Creativity: Moving The Earth With Archimedes & Stravinsky
The Greek philosopher Archimedes once said, “Give me a firm place to stand and a lever and I can move the Earth.” He was enamored of the idea of the lever and its ability to multiply force.
What’s not said is at least as important as what was said, as his quote has many implications.
The first implication is that of a fulcrum. A lever will not work without a fulcrum to rest it on. Once that is taken care of, the actual act of moving the Earth is straightforward and procedural.
As children we played on teeter-totters or seesaws, which is exactly the principle of lever and fulcrum.
Other issues with Archimedes’ lever are quantitative. How much does one want to move the Earth? How fast?
This has implications for how long it might take and how strong the lever needs to be. These quantities are potentially extreme.
The Center Of Mass
Archimedes also introduced the concept of “center of mass” and its associated mathematical properties.
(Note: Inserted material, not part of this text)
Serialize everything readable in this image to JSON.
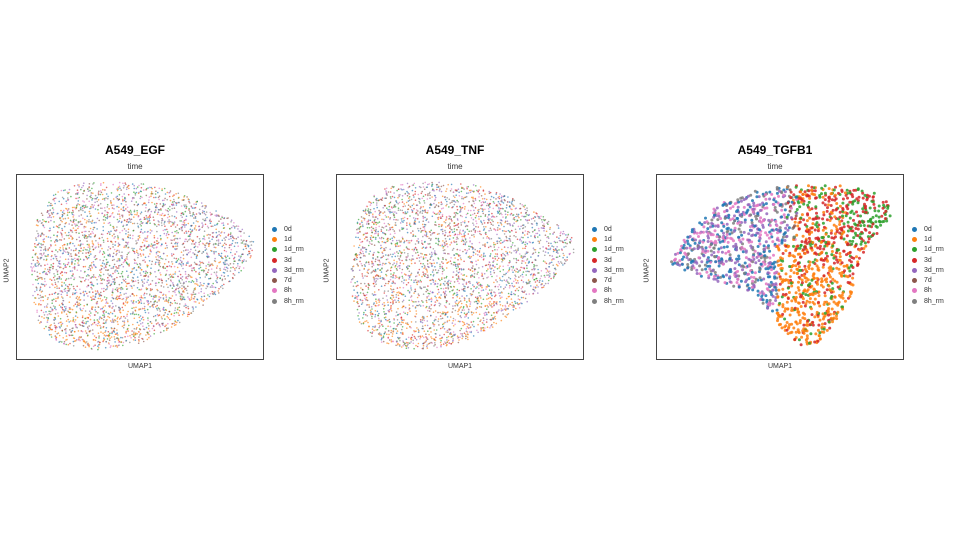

The center of mass is like an imaginary fulcrum placed in such a way that an object or collection of objects would balance on it. If you were trying to move the Earth around this fulcrum, you would be very far from the fulcrum and the Earth would be very close.
The center of mass has interesting properties. Imagine a cloud of objects moving through space, far from any outside influence but able to act on each other via gravity, electric charges, etc.
No interaction of any part of the system with any other part can change the motion of the center of mass because of Newton’s Third Law:
Every action has an equal and opposite reaction.
All motions in the system cancel out relative to the center of mass.
You Can Move The Earth
Archimedes did not realize it because he did not have the benefits of Newton’s Universal Law of Gravitation, but if he had, he would have realized that you could move the Earth just by jumping up and down, no levers needed.
That’s because the system of you + Earth has a center of mass. It’s very close to the center of the mass without you present, but *not exactly* the same.
If you jump up, the Earth has to move in the opposite direction to keep the center of mass in the same place. You have moved the Earth! Far too small a distance to measure and very short-lived.
This is not just a thought experiment, all the dams on Earth have raised water high enough to change the rotation of the planet measurably with trillions of tons of water.
Here’s a clip of two objects rotating around a center of mass. Neither of the objects are in the center.
In recent conversations about “moving the Earth,” Archimedes has come up literally and metaphorically.
Influence & The Lever
In terms of humans wanting to have an outsized influence on society, the analogy of the lever seems appropriate if one wants to have a lasting effect not achievable by just jumping up and down.
If one exerts a force at a great distance from the fulcrum, it has the possibility of influencing a large system closer in.
Political extremism or shocking and controversial artworks can have this effect by getting a lot of other people talking and thinking, a kind of leverage that can move a mass of people.
I believe the hardest aspect of moving the Earth in one’s life is not the act of finding a lever and pushing it, it is arranging to place your fulcrum somewhere, a kind of existential real estate play.
History is full of people who had a hard time finding the fulcrum spot, and that’s just the ones we know about. Finding a place to stand is not as hard, since you have to stand somewhere.
Igor Stravinsky & Radical Departures
The composer Igor Stravinsky wrote a ballet, The Rite of Spring, which premiered in Paris in 1913, following successes of The Firebird and Petruschka in 1910 and 1912.
It was a radical departure from previous classical music, full of strange dissonances and even stranger rhythms. It provoked a “near-riot” and fistfights in the audience.
If Stravinsky had written nothing else, he’d be remembered for that.
But he did not create the work in a vacuum.
There was no doubt some strategy involved. Stravinsky’s successes with the first two more musically conservative ballets established a kind of fulcrum placement.
He bore down with The Rite of Spring after that and moved the musical Earth.
Stravinsky & Combinatorics
The music critic Alex Ross has described the irregular process whereby Stravinsky adapted and absorbed traditional Russian folk material into the score.
He “proceeded to pulverize them into moving bits, pile them up in layers, and reassemble them in cubistic collages and montages.”
This description of Stravinsky’s creative process echos earlier blog posts about combinatorics as well as the artistic phase transition of the first decades of the 20th century.
Stepping Into The Unknown
Somehow creative spirits working in music, literature, art, and science all cooperated to place a fulcrum that accomplished a civilization-wide intellectual restructuring, without knowing exactly what they were doing.
They did what creatives and innovators do, they stepped into the unknown, and like Stravinsky, they did not forget their past.
And a parting fact that perhaps explains why good ideas come in the shower: Archimedes also discovered the idea of displacement- that one can measure the volume and weight of an object (like himself or the king’s crown) by immersing it in water. (Rumor has it that Archimedes came up with this principle while taking a bath.)
This is when he shouted, ‘Eureka!,” meaning “I found it!”
May you “find it” in your artistic pursuits.